タンゴとは?
たんご
19世紀後半にアルゼンチンで生まれた情熱的な音楽とダンスの様式で、独特のリズムと即興的な動きが特徴です。
タンゴとは、19世紀後半にアルゼンチンとウルグアイの国境地帯、ラプラタ川流域の港町で生まれた音楽とダンスの様式です。移民や労働者が集まる酒場や下町で、ヨーロッパの舞曲やアフリカ系の音楽、南米の民俗音楽などが混ざり合って誕生したとされています。当初は貧しい人々の娯楽でしたが、20世紀初頭にパリで人気を博したことをきっかけに世界的に広まり、後にアルゼンチンでも上流階級を含む国民的な文化として受け入れられるようになりました。

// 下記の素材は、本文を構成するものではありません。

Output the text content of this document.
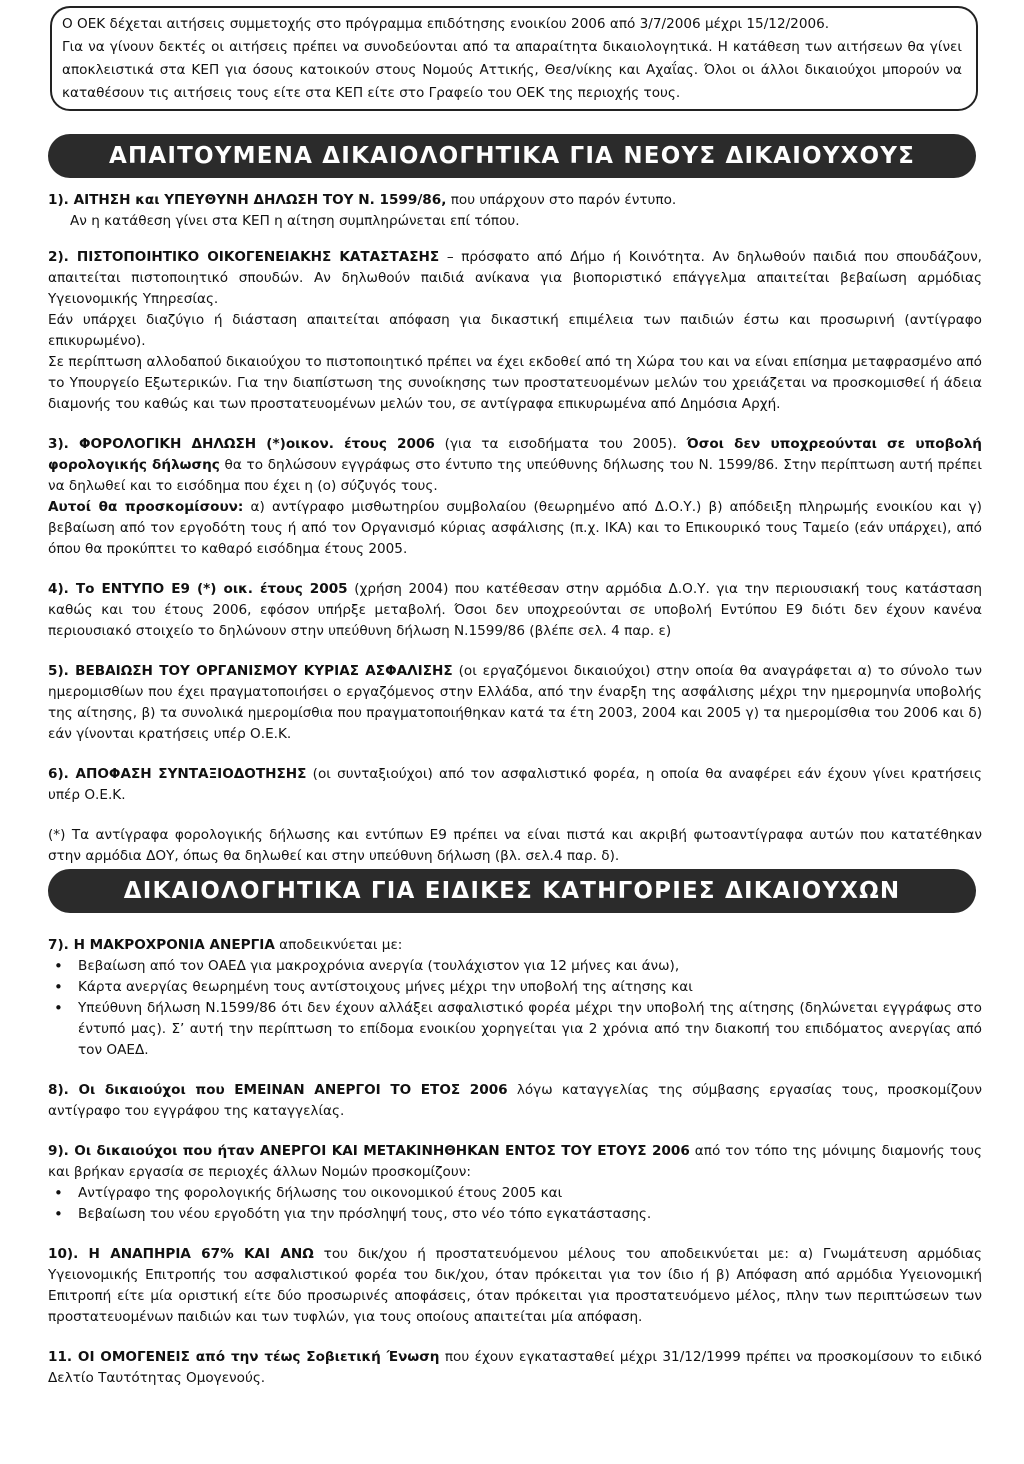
Ο ΟΕΚ δέχεται αιτήσεις συμμετοχής στο πρόγραμμα επιδότησης ενοικίου 2006 από 3/7/2006 μέχρι 15/12/2006.
Για να γίνουν δεκτές οι αιτήσεις πρέπει να συνοδεύονται από τα απαραίτητα δικαιολογητικά. Η κατάθεση των αιτήσεων θα γίνει αποκλειστικά στα ΚΕΠ για όσους κατοικούν στους Νομούς Αττικής, Θεσ/νίκης και Αχαΐας. Όλοι οι άλλοι δικαιούχοι μπορούν να καταθέσουν τις αιτήσεις τους είτε στα ΚΕΠ είτε στο Γραφείο του ΟΕΚ της περιοχής τους.
ΑΠΑΙΤΟΥΜΕΝΑ ΔΙΚΑΙΟΛΟΓΗΤΙΚΑ ΓΙΑ ΝΕΟΥΣ ΔΙΚΑΙΟΥΧΟΥΣ

1). ΑΙΤΗΣΗ και ΥΠΕΥΘΥΝΗ ΔΗΛΩΣΗ ΤΟΥ Ν. 1599/86, που υπάρχουν στο παρόν έντυπο.

Αν η κατάθεση γίνει στα ΚΕΠ η αίτηση συμπληρώνεται επί τόπου.

2). ΠΙΣΤΟΠΟΙΗΤΙΚΟ ΟΙΚΟΓΕΝΕΙΑΚΗΣ ΚΑΤΑΣΤΑΣΗΣ – πρόσφατο από Δήμο ή Κοινότητα. Αν δηλωθούν παιδιά που σπουδάζουν, απαιτείται πιστοποιητικό σπουδών. Αν δηλωθούν παιδιά ανίκανα για βιοποριστικό επάγγελμα απαιτείται βεβαίωση αρμόδιας Υγειονομικής Υπηρεσίας.

Εάν υπάρχει διαζύγιο ή διάσταση απαιτείται απόφαση για δικαστική επιμέλεια των παιδιών έστω και προσωρινή (αντίγραφο επικυρωμένο).

Σε περίπτωση αλλοδαπού δικαιούχου το πιστοποιητικό πρέπει να έχει εκδοθεί από τη Χώρα του και να είναι επίσημα μεταφρασμένο από το Υπουργείο Εξωτερικών. Για την διαπίστωση της συνοίκησης των προστατευομένων μελών του χρειάζεται να προσκομισθεί ή άδεια διαμονής του καθώς και των προστατευομένων μελών του, σε αντίγραφα επικυρωμένα από Δημόσια Αρχή.

3). ΦΟΡΟΛΟΓΙΚΗ ΔΗΛΩΣΗ (*)οικον. έτους 2006 (για τα εισοδήματα του 2005). Όσοι δεν υποχρεούνται σε υποβολή φορολογικής δήλωσης θα το δηλώσουν εγγράφως στο έντυπο της υπεύθυνης δήλωσης του Ν. 1599/86. Στην περίπτωση αυτή πρέπει να δηλωθεί και το εισόδημα που έχει η (ο) σύζυγός τους.

Αυτοί θα προσκομίσουν: α) αντίγραφο μισθωτηρίου συμβολαίου (θεωρημένο από Δ.Ο.Υ.) β) απόδειξη πληρωμής ενοικίου και γ) βεβαίωση από τον εργοδότη τους ή από τον Οργανισμό κύριας ασφάλισης (π.χ. ΙΚΑ) και το Επικουρικό τους Ταμείο (εάν υπάρχει), από όπου θα προκύπτει το καθαρό εισόδημα έτους 2005.

4). Το ΕΝΤΥΠΟ Ε9 (*) οικ. έτους 2005 (χρήση 2004) που κατέθεσαν στην αρμόδια Δ.Ο.Υ. για την περιουσιακή τους κατάσταση καθώς και του έτους 2006, εφόσον υπήρξε μεταβολή. Όσοι δεν υποχρεούνται σε υποβολή Εντύπου Ε9 διότι δεν έχουν κανένα περιουσιακό στοιχείο το δηλώνουν στην υπεύθυνη δήλωση Ν.1599/86 (βλέπε σελ. 4 παρ. ε)

5). ΒΕΒΑΙΩΣΗ ΤΟΥ ΟΡΓΑΝΙΣΜΟΥ ΚΥΡΙΑΣ ΑΣΦΑΛΙΣΗΣ (οι εργαζόμενοι δικαιούχοι) στην οποία θα αναγράφεται α) το σύνολο των ημερομισθίων που έχει πραγματοποιήσει ο εργαζόμενος στην Ελλάδα, από την έναρξη της ασφάλισης μέχρι την ημερομηνία υποβολής της αίτησης, β) τα συνολικά ημερομίσθια που πραγματοποιήθηκαν κατά τα έτη 2003, 2004 και 2005 γ) τα ημερομίσθια του 2006 και δ) εάν γίνονται κρατήσεις υπέρ Ο.Ε.Κ.

6). ΑΠΟΦΑΣΗ ΣΥΝΤΑΞΙΟΔΟΤΗΣΗΣ (οι συνταξιούχοι) από τον ασφαλιστικό φορέα, η οποία θα αναφέρει εάν έχουν γίνει κρατήσεις υπέρ Ο.Ε.Κ.

(*) Τα αντίγραφα φορολογικής δήλωσης και εντύπων Ε9 πρέπει να είναι πιστά και ακριβή φωτοαντίγραφα αυτών που κατατέθηκαν στην αρμόδια ΔΟΥ, όπως θα δηλωθεί και στην υπεύθυνη δήλωση (βλ. σελ.4 παρ. δ).

ΔΙΚΑΙΟΛΟΓΗΤΙΚΑ ΓΙΑ ΕΙΔΙΚΕΣ ΚΑΤΗΓΟΡΙΕΣ ΔΙΚΑΙΟΥΧΩΝ

7). Η ΜΑΚΡΟΧΡΟΝΙΑ ΑΝΕΡΓΙΑ αποδεικνύεται με:

• Βεβαίωση από τον ΟΑΕΔ για μακροχρόνια ανεργία (τουλάχιστον για 12 μήνες και άνω),
• Κάρτα ανεργίας θεωρημένη τους αντίστοιχους μήνες μέχρι την υποβολή της αίτησης και
• Υπεύθυνη δήλωση Ν.1599/86 ότι δεν έχουν αλλάξει ασφαλιστικό φορέα μέχρι την υποβολή της αίτησης (δηλώνεται εγγράφως στο έντυπό μας). Σ’ αυτή την περίπτωση το επίδομα ενοικίου χορηγείται για 2 χρόνια από την διακοπή του επιδόματος ανεργίας από τον ΟΑΕΔ.

8). Οι δικαιούχοι που ΕΜΕΙΝΑΝ ΑΝΕΡΓΟΙ ΤΟ ΕΤΟΣ 2006 λόγω καταγγελίας της σύμβασης εργασίας τους, προσκομίζουν αντίγραφο του εγγράφου της καταγγελίας.

9). Οι δικαιούχοι που ήταν ΑΝΕΡΓΟΙ ΚΑΙ ΜΕΤΑΚΙΝΗΘΗΚΑΝ ΕΝΤΟΣ ΤΟΥ ΕΤΟΥΣ 2006 από τον τόπο της μόνιμης διαμονής τους και βρήκαν εργασία σε περιοχές άλλων Νομών προσκομίζουν:

• Αντίγραφο της φορολογικής δήλωσης του οικονομικού έτους 2005 και
• Βεβαίωση του νέου εργοδότη για την πρόσληψή τους, στο νέο τόπο εγκατάστασης.

10). Η ΑΝΑΠΗΡΙΑ 67% ΚΑΙ ΑΝΩ του δικ/χου ή προστατευόμενου μέλους του αποδεικνύεται με: α) Γνωμάτευση αρμόδιας Υγειονομικής Επιτροπής του ασφαλιστικού φορέα του δικ/χου, όταν πρόκειται για τον ίδιο ή β) Απόφαση από αρμόδια Υγειονομική Επιτροπή είτε μία οριστική είτε δύο προσωρινές αποφάσεις, όταν πρόκειται για προστατευόμενο μέλος, πλην των περιπτώσεων των προστατευομένων παιδιών και των τυφλών, για τους οποίους απαιτείται μία απόφαση.

11. ΟΙ ΟΜΟΓΕΝΕΙΣ από την τέως Σοβιετική Ένωση που έχουν εγκατασταθεί μέχρι 31/12/1999 πρέπει να προσκομίσουν το ειδικό Δελτίο Ταυτότητας Ομογενούς.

音楽面では、バンドネオンという蛇腹楽器の哀愁を帯びた音色や、独特の付点リズムが特徴で、二拍子や四拍子を基本にしながら緊張感のある間の取り方が用いられます。ダンスでは男女がペアを組み、体を密着させて即興的に足を運ぶ動きが中心となり、鋭いターンや静止(コルテ)などが見どころです。
現代ではアルゼンチンタンゴのほか、社交ダンスの種目として整理された競技用のタンゴも存在し、2009年にはユネスコの無形文化遺産にも登録されました。
使い方・例文
週末になると社交クラブでタンゴの練習会が開かれ、初心者もペアを組んでステップを学びます。映画音楽としてタンゴが使われることも多く、独特の緊張感を演出しています。